Russia is the most obvious alternative outlet. The Caspian Sea route and the overland link through Russian territory have become, in the words of Russian-Iranian relations analyst Nikita Smagin, "one of the few remaining routes for connecting Iran with world markets" if the U.S. blockade continues. The route remains a fraction of what the Strait of Hormuz handled before the war — the strait accounted for more than 90 percent of Iran's prewar trade — and Israel struck the Caspian port of Bandar Anzali in March, further complicating that channel.

The transatlantic strain widens

Merz's remarks are the latest sign of the deepening rift between Washington and its NATO partners over the war. Trump has alternated between criticizing Europe for declining to join the U.S.-led coalition and dismissing the need for European participation. Reports out of Washington this week indicate the administration is weighing options for "punishing" allies that have not contributed, including a potential reduction of U.S. troop deployments on European territory — a step that comes as European leaders continue to flag the threat from Russia in the context of the ongoing Ukraine war.

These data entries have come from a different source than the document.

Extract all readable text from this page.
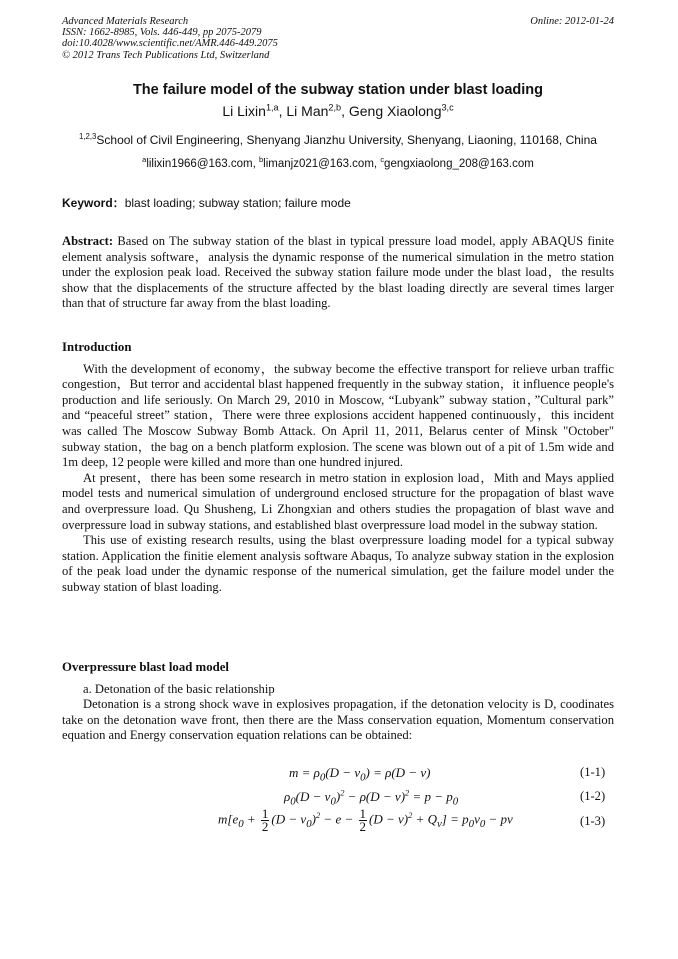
Advanced Materials Research
ISSN: 1662-8985, Vols. 446-449, pp 2075-2079
doi:10.4028/www.scientific.net/AMR.446-449.2075
© 2012 Trans Tech Publications Ltd, Switzerland
Online: 2012-01-24
The failure model of the subway station under blast loading
Li Lixin$^{1,a}$, Li Man$^{2,b}$, Geng Xiaolong$^{3,c}$
$^{1,2,3}$School of Civil Engineering, Shenyang Jianzhu University, Shenyang, Liaoning, 110168, China
$^a$lilixin1966@163.com, $^b$limanjz021@163.com, $^c$gengxiaolong_208@163.com
Keyword：blast loading; subway station; failure mode
Abstract: Based on The subway station of the blast in typical pressure load model, apply ABAQUS finite element analysis software，analysis the dynamic response of the numerical simulation in the metro station under the explosion peak load. Received the subway station failure mode under the blast load，the results show that the displacements of the structure affected by the blast loading directly are several times larger than that of structure far away from the blast loading.
Introduction

With the development of economy，the subway become the effective transport for relieve urban traffic congestion，But terror and accidental blast happened frequently in the subway station，it influence people's production and life seriously. On March 29, 2010 in Moscow, “Lubyank” subway station，”Cultural park” and “peaceful street” station，There were three explosions accident happened continuously，this incident was called The Moscow Subway Bomb Attack. On April 11, 2011, Belarus center of Minsk "October" subway station，the bag on a bench platform explosion. The scene was blown out of a pit of 1.5m wide and 1m deep, 12 people were killed and more than one hundred injured.

At present，there has been some research in metro station in explosion load，Mith and Mays applied model tests and numerical simulation of underground enclosed structure for the propagation of blast wave and overpressure load. Qu Shusheng, Li Zhongxian and others studies the propagation of blast wave and overpressure load in subway stations, and established blast overpressure load model in the subway station.

This use of existing research results, using the blast overpressure loading model for a typical subway station. Application the finitie element analysis software Abaqus, To analyze subway station in the explosion of the peak load under the dynamic response of the numerical simulation, get the failure model under the subway station of blast loading.

Overpressure blast load model
a. Detonation of the basic relationship

Detonation is a strong shock wave in explosives propagation, if the detonation velocity is D, coodinates take on the detonation wave front, then there are the Mass conservation equation, Momentum conservation equation and Energy conservation equation relations can be obtained:

$m = \rho_0(D - v_0) = \rho(D - v)$	(1-1)
$\rho_0(D - v_0)^2 - \rho(D - v)^2 = p - p_0$	(1-2)
$m[e_0 + \frac{1}{2} (D - v_0)^2 - e - \frac{1}{2} (D - v)^2 + Q_v] = p_0v_0$ − pv	(1-3)
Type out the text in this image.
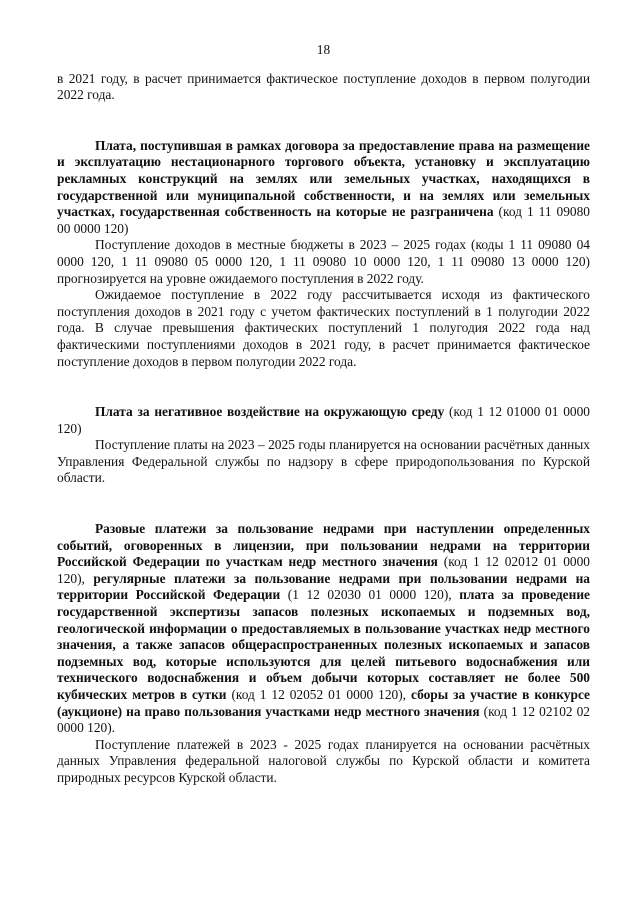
18

в 2021 году, в расчет принимается фактическое поступление доходов в первом полугодии 2022 года.

Плата, поступившая в рамках договора за предоставление права на размещение и эксплуатацию нестационарного торгового объекта, установку и эксплуатацию рекламных конструкций на землях или земельных участках, находящихся в государственной или муниципальной собственности, и на землях или земельных участках, государственная собственность на которые не разграничена (код 1 11 09080 00 0000 120)

Поступление доходов в местные бюджеты в 2023 – 2025 годах (коды 1 11 09080 04 0000 120, 1 11 09080 05 0000 120, 1 11 09080 10 0000 120, 1 11 09080 13 0000 120) прогнозируется на уровне ожидаемого поступления в 2022 году.

Ожидаемое поступление в 2022 году рассчитывается исходя из фактического поступления доходов в 2021 году с учетом фактических поступлений в 1 полугодии 2022 года. В случае превышения фактических поступлений 1 полугодия 2022 года над фактическими поступлениями доходов в 2021 году, в расчет принимается фактическое поступление доходов в первом полугодии 2022 года.

Плата за негативное воздействие на окружающую среду (код 1 12 01000 01 0000 120)

Поступление платы на 2023 – 2025 годы планируется на основании расчётных данных Управления Федеральной службы по надзору в сфере природопользования по Курской области.

Разовые платежи за пользование недрами при наступлении определенных событий, оговоренных в лицензии, при пользовании недрами на территории Российской Федерации по участкам недр местного значения (код 1 12 02012 01 0000 120), регулярные платежи за пользование недрами при пользовании недрами на территории Российской Федерации (1 12 02030 01 0000 120), плата за проведение государственной экспертизы запасов полезных ископаемых и подземных вод, геологической информации о предоставляемых в пользование участках недр местного значения, а также запасов общераспространенных полезных ископаемых и запасов подземных вод, которые используются для целей питьевого водоснабжения или технического водоснабжения и объем добычи которых составляет не более 500 кубических метров в сутки (код 1 12 02052 01 0000 120), сборы за участие в конкурсе (аукционе) на право пользования участками недр местного значения (код 1 12 02102 02 0000 120).

Поступление платежей в 2023 - 2025 годах планируется на основании расчётных данных Управления федеральной налоговой службы по Курской области и комитета природных ресурсов Курской области.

The Pentagon last week leaked an internal email floating the suspension of Spain from NATO over its position on the Iran conflict. Britain's Foreign Office, which is preparing for King Charles III's state visit to Washington this week, publicly clashed with reports that the administration was reviewing NATO's structure. UK Prime Minister Keir Starmer has already taken a colder posture toward the war than his predecessor, and France and Germany have moved in recent weeks to deepen their bilateral cooperation on nuclear deterrence — an unusual step that reflects mounting European concern over both Iran and the broader strategic environment.

Inside Iran, the political picture remains opaque. Trump has repeatedly cited "fractured" Iranian leadership in justifying his decisions to break off direct engagement. Reporting from Tehran indicates that Islamic Revolutionary Guard Corps commander Ahmad Vahidi has consolidated influence over the negotiating process, with Foreign Minister Araghchi and parliament speaker Mohammad Bagher Ghalibaf operating with constrained authority. The whereabouts of Supreme Leader Mojtaba Khamenei, who succeeded his father after the senior Khamenei was killed in the war's opening hours, remain undisclosed.

For Merz, the absence of a clear American strategy is the central concern. "At the moment, I do not see what strategic exit the Americans will choose, especially since the Iranians are clearly negotiating very skillfully — or very skillfully not negotiating," he told the students.